C. Therefore, it is evident that the passage under discussion assures us that even back in Noah’s day, the Son of God was concerned with the salvation of sinners.

  1. However, the Lord could not have preached to those individuals in person. Furthermore, Peter’s reference to His going to the men in Noah’s day does not require this to be done in person. The presence of Christ with His disciples was to be fulfilled in the Holy Spirit (John 14:16-18, 26; 15:25-26; 16:7-16).
  2. While the Lord was in the spiritual realm before His coming into the world in the flesh (John 1:14), He had gone and preached to the spirits in prison who were disembodied persons at the time of Peter’s writing.

D. Thus the entire transaction whereby Noah’s family was rescued through the ark was an event that foreshadowed the gracious provision of God through the death of Jesus. In one sense, the Lord’s death on the cross was the sole instrument of deliverance from the flood of divine judgment on guilty mankind. In both cases only those who take refuge in God’s salvation can be rescued from destruction.

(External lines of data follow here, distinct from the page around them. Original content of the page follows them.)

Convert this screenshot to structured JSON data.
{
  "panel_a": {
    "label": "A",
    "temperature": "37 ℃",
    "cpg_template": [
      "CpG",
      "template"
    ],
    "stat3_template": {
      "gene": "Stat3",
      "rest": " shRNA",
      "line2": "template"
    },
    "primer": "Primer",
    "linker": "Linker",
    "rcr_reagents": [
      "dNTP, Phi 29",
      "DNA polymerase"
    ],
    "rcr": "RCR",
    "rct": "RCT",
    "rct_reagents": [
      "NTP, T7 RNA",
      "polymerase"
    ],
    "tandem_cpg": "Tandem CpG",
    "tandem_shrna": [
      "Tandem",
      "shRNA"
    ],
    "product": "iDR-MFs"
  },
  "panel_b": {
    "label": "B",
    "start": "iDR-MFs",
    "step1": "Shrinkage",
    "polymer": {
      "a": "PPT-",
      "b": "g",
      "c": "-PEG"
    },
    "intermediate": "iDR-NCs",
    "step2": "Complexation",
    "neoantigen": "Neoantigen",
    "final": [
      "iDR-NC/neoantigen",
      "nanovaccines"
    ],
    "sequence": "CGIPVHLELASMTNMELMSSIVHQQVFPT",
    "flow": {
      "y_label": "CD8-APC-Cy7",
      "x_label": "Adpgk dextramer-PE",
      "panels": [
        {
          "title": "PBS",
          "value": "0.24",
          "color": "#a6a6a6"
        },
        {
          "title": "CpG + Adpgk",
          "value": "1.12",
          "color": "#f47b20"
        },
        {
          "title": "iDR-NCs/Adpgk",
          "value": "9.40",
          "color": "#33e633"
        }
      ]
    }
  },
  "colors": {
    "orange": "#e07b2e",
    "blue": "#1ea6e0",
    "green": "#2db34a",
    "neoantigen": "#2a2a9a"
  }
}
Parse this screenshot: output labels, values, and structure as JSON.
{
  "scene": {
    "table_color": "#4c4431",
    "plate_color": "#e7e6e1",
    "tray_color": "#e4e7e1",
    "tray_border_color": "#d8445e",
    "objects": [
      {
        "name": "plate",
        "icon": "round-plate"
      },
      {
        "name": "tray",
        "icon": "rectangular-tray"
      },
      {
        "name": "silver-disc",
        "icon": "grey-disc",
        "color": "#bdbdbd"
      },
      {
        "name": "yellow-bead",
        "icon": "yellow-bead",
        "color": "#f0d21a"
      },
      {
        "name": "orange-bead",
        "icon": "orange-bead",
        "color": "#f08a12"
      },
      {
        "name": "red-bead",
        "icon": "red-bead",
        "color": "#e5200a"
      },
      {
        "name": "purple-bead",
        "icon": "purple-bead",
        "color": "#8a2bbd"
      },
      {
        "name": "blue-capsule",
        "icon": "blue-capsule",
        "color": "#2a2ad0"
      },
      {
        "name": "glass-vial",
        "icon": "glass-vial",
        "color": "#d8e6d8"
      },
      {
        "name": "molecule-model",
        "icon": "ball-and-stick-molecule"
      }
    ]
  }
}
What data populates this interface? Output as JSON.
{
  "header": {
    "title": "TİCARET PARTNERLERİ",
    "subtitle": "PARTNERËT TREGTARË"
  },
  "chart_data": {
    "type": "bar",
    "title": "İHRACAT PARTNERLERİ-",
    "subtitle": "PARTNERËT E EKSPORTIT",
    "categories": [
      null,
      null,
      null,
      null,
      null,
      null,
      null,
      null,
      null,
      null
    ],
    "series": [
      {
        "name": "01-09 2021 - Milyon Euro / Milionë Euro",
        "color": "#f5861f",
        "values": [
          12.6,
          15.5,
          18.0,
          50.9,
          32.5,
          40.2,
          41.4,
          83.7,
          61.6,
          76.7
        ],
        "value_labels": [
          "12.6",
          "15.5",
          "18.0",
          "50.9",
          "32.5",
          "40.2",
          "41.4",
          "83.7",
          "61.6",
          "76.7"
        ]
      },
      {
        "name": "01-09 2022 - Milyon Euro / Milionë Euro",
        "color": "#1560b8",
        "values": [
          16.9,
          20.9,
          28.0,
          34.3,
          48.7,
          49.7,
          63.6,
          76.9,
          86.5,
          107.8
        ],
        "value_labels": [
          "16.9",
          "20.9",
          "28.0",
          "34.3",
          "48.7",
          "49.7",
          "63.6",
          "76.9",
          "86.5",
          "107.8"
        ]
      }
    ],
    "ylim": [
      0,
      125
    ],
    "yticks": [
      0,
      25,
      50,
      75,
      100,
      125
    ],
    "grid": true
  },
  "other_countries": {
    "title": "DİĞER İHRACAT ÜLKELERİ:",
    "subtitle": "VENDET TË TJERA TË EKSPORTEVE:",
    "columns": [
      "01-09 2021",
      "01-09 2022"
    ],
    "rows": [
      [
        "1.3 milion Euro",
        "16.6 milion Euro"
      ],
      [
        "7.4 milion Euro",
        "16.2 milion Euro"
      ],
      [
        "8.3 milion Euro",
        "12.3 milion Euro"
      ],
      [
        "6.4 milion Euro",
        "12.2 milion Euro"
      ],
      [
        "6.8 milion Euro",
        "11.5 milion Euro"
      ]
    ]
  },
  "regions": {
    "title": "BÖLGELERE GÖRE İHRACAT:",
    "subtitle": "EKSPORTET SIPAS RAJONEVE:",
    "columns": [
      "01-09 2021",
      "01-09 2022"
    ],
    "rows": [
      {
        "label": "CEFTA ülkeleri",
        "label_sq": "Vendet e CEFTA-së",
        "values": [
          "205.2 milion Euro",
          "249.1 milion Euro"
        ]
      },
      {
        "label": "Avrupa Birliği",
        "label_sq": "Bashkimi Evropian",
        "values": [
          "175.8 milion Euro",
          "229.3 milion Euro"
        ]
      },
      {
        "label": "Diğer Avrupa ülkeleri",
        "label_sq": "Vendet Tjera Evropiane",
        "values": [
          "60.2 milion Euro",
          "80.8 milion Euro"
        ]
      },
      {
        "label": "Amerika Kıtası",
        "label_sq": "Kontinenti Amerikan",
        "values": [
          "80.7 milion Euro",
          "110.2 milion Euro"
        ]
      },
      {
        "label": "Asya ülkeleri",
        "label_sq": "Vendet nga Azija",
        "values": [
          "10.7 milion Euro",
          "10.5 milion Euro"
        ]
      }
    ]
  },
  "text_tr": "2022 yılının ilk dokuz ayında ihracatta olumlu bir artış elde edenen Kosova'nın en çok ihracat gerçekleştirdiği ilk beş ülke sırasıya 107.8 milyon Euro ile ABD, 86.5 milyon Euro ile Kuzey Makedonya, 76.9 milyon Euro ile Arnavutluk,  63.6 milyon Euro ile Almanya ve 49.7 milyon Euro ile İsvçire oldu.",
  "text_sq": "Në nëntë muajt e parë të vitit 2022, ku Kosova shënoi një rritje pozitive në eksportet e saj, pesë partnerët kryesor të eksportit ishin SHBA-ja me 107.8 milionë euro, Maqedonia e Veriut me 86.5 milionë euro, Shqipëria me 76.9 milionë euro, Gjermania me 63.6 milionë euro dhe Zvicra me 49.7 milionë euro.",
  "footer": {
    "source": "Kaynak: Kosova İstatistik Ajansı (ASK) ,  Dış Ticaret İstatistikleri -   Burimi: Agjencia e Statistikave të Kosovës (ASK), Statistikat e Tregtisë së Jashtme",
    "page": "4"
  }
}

E. This relationship of type-antitype is then spelled out quite explicitly by the apostle in 1 Peter 3:21. Baptism is not merely an outward cleansing such as taking a bath but is an act wherein one seeks to obtain a clear conscience before God. The ASV renders the phrase “the answer of a good conscience toward God” as “the interrogation of a good conscience toward God” and adds a footnote which says, “Or, inquiry or appeal.” The NASV says, “An appeal to God for a good conscience.” Therefore, in the act of baptism, one makes an inquiry or appeal to God for a good conscience. In baptism, one receives the answer from God as his sins are remitted.

F. In view of the focus on the generation of Noah as corresponding to the lost world of Peter’s day, the proclamation referred to in vs. 19 took place, not when Christ descended into Hades after His death on the cross, but by the Spirit who spoke through the mouth of Noah during the years while the ark was under construction (vs. 20). Therefore vs. 19 holds out no hope whatever for a “second chance” for those who reject Christ during their lifetime on earth.


Christ suffered at the hands of men without cause. He overcame His persecutions and now is seated at the right hand of God. Therefore, His example ought to encourage us as we endure trials. While men may be able to persecute us now, if we will be obedient to and serve the same God who exalted His Son Christ, then we have the assurance that He will exalt us as well.